Bethel Park school board has approved a program to teach students and staff survival skills to be used in dangerous situations.
The ALICE Training Institute, based in Medina, Ohio, provides instruction for schools, businesses, hospitals, places of worship and other entities on what to do if faced with armed intruders.
The school board voted Monday during a regular session.
"We've been fortunate in the South Hills not to have any issues, but we're not blind to say it can't happen here," said James Modrak, school police officer.
He and Scott Zinsmeister, a member of the Bethel Park Police Department who serves as school resource officer, gave a presentation prior to the board's vote about ALICE, which stands for Alert, Lockdown, Inform, Counter, Evacuate. It was founded in the aftermath of the 1999 tragedy at Columbine High School to increase preparedness for similar situations.
"The gist of this program is to minimize any potential victims," Mr. Modrak said, by changing the general mindset about how to deal with an active shooter.
Mr. Zinsmeister explained that statistics show the casualty rate is high for situations in which traditional "passive response strategies" are employed.

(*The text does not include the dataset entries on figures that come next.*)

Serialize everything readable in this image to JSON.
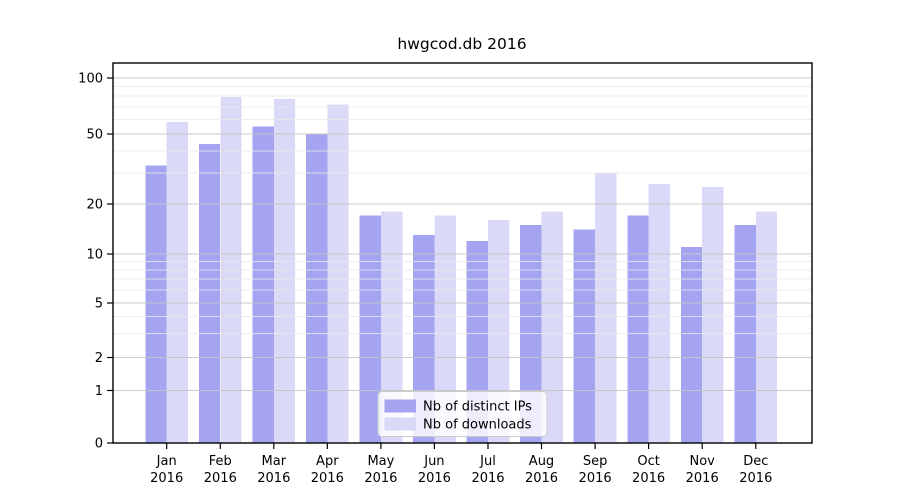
{
  "figure": {
    "title": "hwgcod.db 2016",
    "background": "#ffffff"
  },
  "chart_data": {
    "type": "bar",
    "title": "hwgcod.db 2016",
    "categories": [
      "Jan",
      "Feb",
      "Mar",
      "Apr",
      "May",
      "Jun",
      "Jul",
      "Aug",
      "Sep",
      "Oct",
      "Nov",
      "Dec"
    ],
    "category_year": "2016",
    "series": [
      {
        "name": "Nb of distinct IPs",
        "color": "#a4a4f0",
        "values": [
          33,
          44,
          55,
          50,
          17,
          13,
          12,
          15,
          14,
          17,
          11,
          15
        ]
      },
      {
        "name": "Nb of downloads",
        "color": "#dadaf8",
        "values": [
          58,
          79,
          77,
          72,
          18,
          17,
          16,
          18,
          30,
          26,
          25,
          18
        ]
      }
    ],
    "xlabel": "",
    "ylabel": "",
    "y_scale": "log-like (1-2-5 major ticks, linear segment down to 0)",
    "y_major_ticks": [
      100,
      50,
      20,
      10,
      5,
      2,
      1,
      0
    ],
    "y_minor_gridlines": [
      3,
      4,
      6,
      7,
      8,
      9,
      30,
      40,
      60,
      70,
      80,
      90
    ],
    "ylim": [
      0,
      120
    ],
    "grid": true,
    "legend": {
      "position": "lower-center",
      "entries": [
        "Nb of distinct IPs",
        "Nb of downloads"
      ]
    },
    "colors": {
      "major_grid": "#c6c6c6",
      "minor_grid": "#e9e9e9",
      "axis": "#000000",
      "legend_border": "#cccccc",
      "legend_fill": "rgba(255,255,255,0.8)"
    }
  }
}
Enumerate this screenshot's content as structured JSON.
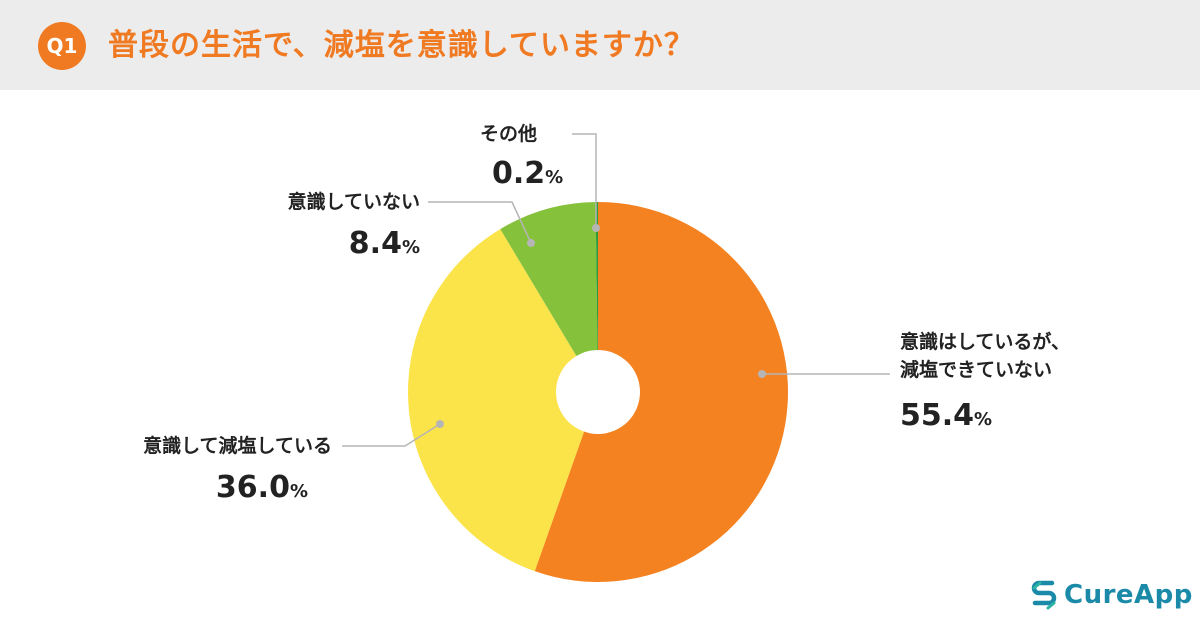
{
  "header": {
    "badge": "Q1",
    "question": "普段の生活で、減塩を意識していますか？"
  },
  "chart_data": {
    "type": "pie",
    "donut": true,
    "categories": [
      "意識はしているが、減塩できていない",
      "意識して減塩している",
      "意識していない",
      "その他"
    ],
    "values": [
      55.4,
      36.0,
      8.4,
      0.2
    ],
    "unit": "%",
    "colors": [
      "#f58220",
      "#fbe34a",
      "#86c13c",
      "#2e9a3a"
    ]
  },
  "labels": {
    "a_name_line1": "意識はしているが、",
    "a_name_line2": "減塩できていない",
    "a_value": "55.4",
    "b_name": "意識して減塩している",
    "b_value": "36.0",
    "c_name": "意識していない",
    "c_value": "8.4",
    "d_name": "その他",
    "d_value": "0.2",
    "unit": "%"
  },
  "logo": {
    "text": "CureApp",
    "icon": "cureapp-logo-icon",
    "color": "#1a8aa8"
  }
}
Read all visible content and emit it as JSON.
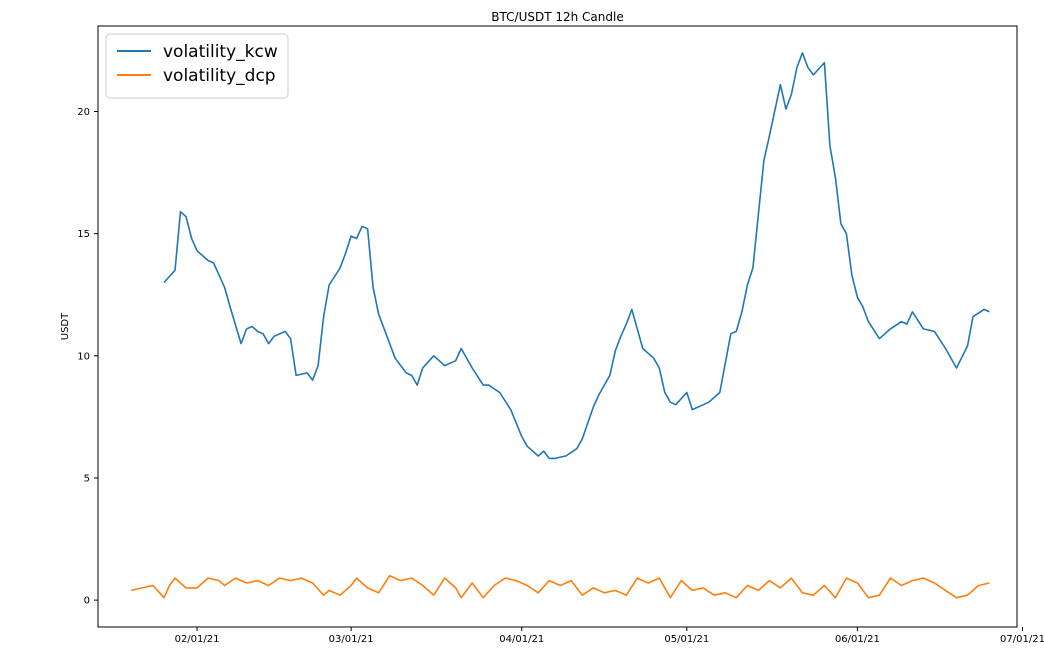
{
  "chart_data": {
    "type": "line",
    "title": "BTC/USDT 12h Candle",
    "xlabel": "",
    "ylabel": "USDT",
    "xlim": [
      "2021-01-14",
      "2021-06-30"
    ],
    "ylim": [
      -1.1,
      23.5
    ],
    "y_ticks": [
      0,
      5,
      10,
      15,
      20
    ],
    "y_tick_labels": [
      "0",
      "5",
      "10",
      "15",
      "20"
    ],
    "x_ticks": [
      "2021-02-01",
      "2021-03-01",
      "2021-04-01",
      "2021-05-01",
      "2021-06-01",
      "2021-07-01"
    ],
    "x_tick_labels": [
      "02/01/21",
      "03/01/21",
      "04/01/21",
      "05/01/21",
      "06/01/21",
      "07/01/21"
    ],
    "grid": false,
    "legend_position": "top-left",
    "series": [
      {
        "name": "volatility_kcw",
        "color": "#1f77b4",
        "x": [
          "2021-01-26",
          "2021-01-28",
          "2021-01-29",
          "2021-01-30",
          "2021-01-31",
          "2021-02-01",
          "2021-02-03",
          "2021-02-04",
          "2021-02-05",
          "2021-02-06",
          "2021-02-07",
          "2021-02-09",
          "2021-02-10",
          "2021-02-11",
          "2021-02-12",
          "2021-02-13",
          "2021-02-14",
          "2021-02-15",
          "2021-02-17",
          "2021-02-18",
          "2021-02-19",
          "2021-02-21",
          "2021-02-22",
          "2021-02-23",
          "2021-02-24",
          "2021-02-25",
          "2021-02-27",
          "2021-02-28",
          "2021-03-01",
          "2021-03-02",
          "2021-03-03",
          "2021-03-04",
          "2021-03-05",
          "2021-03-06",
          "2021-03-08",
          "2021-03-09",
          "2021-03-11",
          "2021-03-12",
          "2021-03-13",
          "2021-03-14",
          "2021-03-16",
          "2021-03-17",
          "2021-03-18",
          "2021-03-20",
          "2021-03-21",
          "2021-03-23",
          "2021-03-25",
          "2021-03-26",
          "2021-03-28",
          "2021-03-30",
          "2021-04-01",
          "2021-04-02",
          "2021-04-04",
          "2021-04-05",
          "2021-04-06",
          "2021-04-07",
          "2021-04-09",
          "2021-04-11",
          "2021-04-12",
          "2021-04-14",
          "2021-04-15",
          "2021-04-17",
          "2021-04-18",
          "2021-04-19",
          "2021-04-20",
          "2021-04-21",
          "2021-04-23",
          "2021-04-25",
          "2021-04-26",
          "2021-04-27",
          "2021-04-28",
          "2021-04-29",
          "2021-05-01",
          "2021-05-02",
          "2021-05-04",
          "2021-05-05",
          "2021-05-07",
          "2021-05-09",
          "2021-05-10",
          "2021-05-11",
          "2021-05-12",
          "2021-05-13",
          "2021-05-15",
          "2021-05-16",
          "2021-05-18",
          "2021-05-19",
          "2021-05-20",
          "2021-05-21",
          "2021-05-22",
          "2021-05-23",
          "2021-05-24",
          "2021-05-26",
          "2021-05-27",
          "2021-05-28",
          "2021-05-29",
          "2021-05-30",
          "2021-05-31",
          "2021-06-01",
          "2021-06-02",
          "2021-06-03",
          "2021-06-05",
          "2021-06-06",
          "2021-06-07",
          "2021-06-09",
          "2021-06-10",
          "2021-06-11",
          "2021-06-13",
          "2021-06-15",
          "2021-06-17",
          "2021-06-19",
          "2021-06-21",
          "2021-06-22",
          "2021-06-24",
          "2021-06-25"
        ],
        "values": [
          13.0,
          13.5,
          15.9,
          15.7,
          14.8,
          14.3,
          13.9,
          13.8,
          13.3,
          12.8,
          12.0,
          10.5,
          11.1,
          11.2,
          11.0,
          10.9,
          10.5,
          10.8,
          11.0,
          10.7,
          9.2,
          9.3,
          9.0,
          9.6,
          11.6,
          12.9,
          13.6,
          14.2,
          14.9,
          14.8,
          15.3,
          15.2,
          12.8,
          11.7,
          10.5,
          9.9,
          9.3,
          9.2,
          8.8,
          9.5,
          10.0,
          9.8,
          9.6,
          9.8,
          10.3,
          9.5,
          8.8,
          8.8,
          8.5,
          7.8,
          6.7,
          6.3,
          5.9,
          6.1,
          5.8,
          5.8,
          5.9,
          6.2,
          6.6,
          7.9,
          8.4,
          9.2,
          10.2,
          10.8,
          11.3,
          11.9,
          10.3,
          9.9,
          9.5,
          8.5,
          8.1,
          8.0,
          8.5,
          7.8,
          8.0,
          8.1,
          8.5,
          10.9,
          11.0,
          11.8,
          12.9,
          13.6,
          18.0,
          19.0,
          21.1,
          20.1,
          20.7,
          21.8,
          22.4,
          21.8,
          21.5,
          22.0,
          18.6,
          17.3,
          15.4,
          15.0,
          13.3,
          12.4,
          12.0,
          11.4,
          10.7,
          10.9,
          11.1,
          11.4,
          11.3,
          11.8,
          11.1,
          11.0,
          10.3,
          9.5,
          10.4,
          11.6,
          11.9,
          11.8
        ]
      },
      {
        "name": "volatility_dcp",
        "color": "#ff7f0e",
        "x": [
          "2021-01-20",
          "2021-01-22",
          "2021-01-24",
          "2021-01-26",
          "2021-01-27",
          "2021-01-28",
          "2021-01-30",
          "2021-02-01",
          "2021-02-03",
          "2021-02-05",
          "2021-02-06",
          "2021-02-08",
          "2021-02-10",
          "2021-02-12",
          "2021-02-14",
          "2021-02-16",
          "2021-02-18",
          "2021-02-20",
          "2021-02-22",
          "2021-02-24",
          "2021-02-25",
          "2021-02-27",
          "2021-03-01",
          "2021-03-02",
          "2021-03-04",
          "2021-03-06",
          "2021-03-08",
          "2021-03-10",
          "2021-03-12",
          "2021-03-14",
          "2021-03-16",
          "2021-03-18",
          "2021-03-20",
          "2021-03-21",
          "2021-03-23",
          "2021-03-25",
          "2021-03-27",
          "2021-03-29",
          "2021-03-31",
          "2021-04-02",
          "2021-04-04",
          "2021-04-06",
          "2021-04-08",
          "2021-04-10",
          "2021-04-12",
          "2021-04-14",
          "2021-04-16",
          "2021-04-18",
          "2021-04-20",
          "2021-04-22",
          "2021-04-24",
          "2021-04-26",
          "2021-04-28",
          "2021-04-30",
          "2021-05-02",
          "2021-05-04",
          "2021-05-06",
          "2021-05-08",
          "2021-05-10",
          "2021-05-12",
          "2021-05-14",
          "2021-05-16",
          "2021-05-18",
          "2021-05-20",
          "2021-05-22",
          "2021-05-24",
          "2021-05-26",
          "2021-05-28",
          "2021-05-30",
          "2021-06-01",
          "2021-06-03",
          "2021-06-05",
          "2021-06-07",
          "2021-06-09",
          "2021-06-11",
          "2021-06-13",
          "2021-06-15",
          "2021-06-17",
          "2021-06-19",
          "2021-06-21",
          "2021-06-23",
          "2021-06-25"
        ],
        "values": [
          0.4,
          0.5,
          0.6,
          0.1,
          0.6,
          0.9,
          0.5,
          0.5,
          0.9,
          0.8,
          0.6,
          0.9,
          0.7,
          0.8,
          0.6,
          0.9,
          0.8,
          0.9,
          0.7,
          0.2,
          0.4,
          0.2,
          0.6,
          0.9,
          0.5,
          0.3,
          1.0,
          0.8,
          0.9,
          0.6,
          0.2,
          0.9,
          0.5,
          0.1,
          0.7,
          0.1,
          0.6,
          0.9,
          0.8,
          0.6,
          0.3,
          0.8,
          0.6,
          0.8,
          0.2,
          0.5,
          0.3,
          0.4,
          0.2,
          0.9,
          0.7,
          0.9,
          0.1,
          0.8,
          0.4,
          0.5,
          0.2,
          0.3,
          0.1,
          0.6,
          0.4,
          0.8,
          0.5,
          0.9,
          0.3,
          0.2,
          0.6,
          0.1,
          0.9,
          0.7,
          0.1,
          0.2,
          0.9,
          0.6,
          0.8,
          0.9,
          0.7,
          0.4,
          0.1,
          0.2,
          0.6,
          0.7
        ]
      }
    ]
  }
}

"Lockdown plays into what they're trying to accomplish," he said, noting that instructing potential victims to remain in place and hide makes them stationary targets. On the other hand, "active responses" involving evacuation or, as a last resort, countering the actions of a gunman can result in fewer people being injured or killed.
"There are ways of interrupting that shooter's mindset, delaying his actions," Mr. Zinsmeister said. "ALICE is not about aggression. It's about survivability."
He and Mr. Modrak, who attended two days of training in Ohio, plan to instruct district administrators, staff members and students through a curriculum developed by the institute.
The training is age-appropriate for each grade level, Mr. Zinsmeister explained, and provides for students to "rely more on their own judgment as they get older."
Younger students, though, are capable of making key decisions, according to Mr. Modrak. He cited the example of a 5-year-old who led classmates to safety during the December 2012 shootings at Sandy Hook Elementary School in Newtown, Conn.
"He was empowered," Mr. Modrak said. "He saved himself and two other kids."
Part of ALICE's emphasis is moving away from procedures in which potential victims must wait for instructions from a designated person of authority, who might not be entirely aware of the danger.
"This is about individual situational awareness and making your own choices about survivability," Mr. Zinsmeister said.
According to the ALICE Training Institute's website, more than 900 organizations have adopted the program, representing 1 million-plus people across the country.
The school board voted unanimously to bringn in the program as a proactive measure.
"It's scary, but it's necessary," board member Cindy Buckley said. "I'm glad to see we're moving in that direction."